OK, I surrender. I will agree with you that this is true in theory.

But the relationship between pore diameter, pore volume, and surface area is more complicated for real materials. You would expect particles with the same pore diameter and pore volume to have the same surface area, right?

Both Atlantis C18 and Luna C18 have a pore diameter of 100A and a pore volume of 1.0 mL/g. The Atlantis has a surface area of 330 m2/g, but the Luna has 20% more surface area at 400 m2/g.


It reminds me of an old joke:

A physicist, a nutritionist and geneticist were arguing about how to get the best racehorse.
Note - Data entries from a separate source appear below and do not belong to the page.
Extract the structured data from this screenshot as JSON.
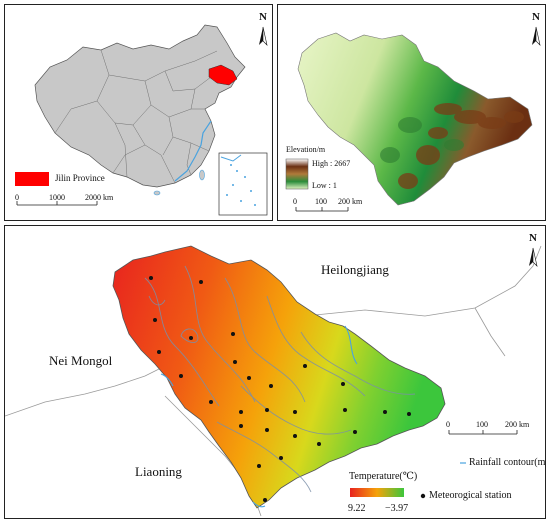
{
  "panel_a": {
    "legend_label": "Jilin Province",
    "north_label": "N",
    "scale_ticks": [
      "0",
      "1000",
      "2000 km"
    ],
    "highlight_color": "#ff0000"
  },
  "panel_b": {
    "north_label": "N",
    "legend_title": "Elevation/m",
    "legend_high": "High : 2667",
    "legend_low": "Low : 1",
    "scale_ticks": [
      "0",
      "100",
      "200 km"
    ]
  },
  "panel_c": {
    "north_label": "N",
    "label_heilongjiang": "Heilongjiang",
    "label_nei_mongol": "Nei Mongol",
    "label_liaoning": "Liaoning",
    "legend_temperature": "Temperature(℃)",
    "legend_rainfall": "Rainfall contour(mm)",
    "legend_station": "Meteorogical station",
    "temp_max": "9.22",
    "temp_min": "−3.97",
    "scale_ticks": [
      "0",
      "100",
      "200 km"
    ],
    "colors": {
      "warm": "#e8231f",
      "mid": "#f5a20a",
      "cool": "#3cc63c"
    }
  }
}
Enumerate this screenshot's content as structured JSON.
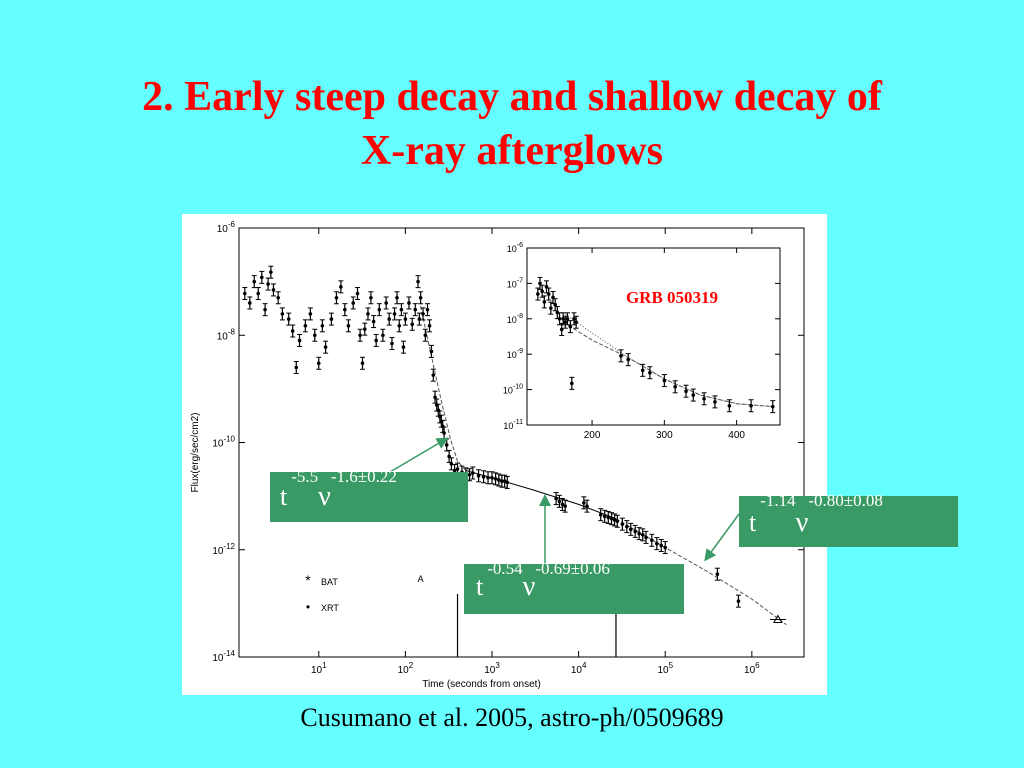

‘You have to breed for the right characteristics,’ says the geneticist.
‘No, you should get the diet just right,’ says the nutrionist.
‘Well,’ says the physicist, ’let’s imagine the horse is a sphere on a frictionless track ...’

[Uwe Neue]

Well, part of the problem with the data is the measurement. One can determine the specific surface area without any problems. One can determine the pore volume with little problem, but one needs to define, where the pore volume ends and where the interstitial volume starts. This may be different in different companies. The worst thing is the pore diameter. It is completely meaningless, since all values are nominal values to start, different techniques are used (BET or Hg porosimetry), and there is no definition of the center of the distribution, nor if the center should be used or something else.

Based on the specific surface area, which is acurate, and assuming that the pore volume is defined the same way at Phenomenex and Waters (which may not be), my conclusion is that the pore size of the 100 A Luna packing is smaller than that of the 100 A Atlantis packing.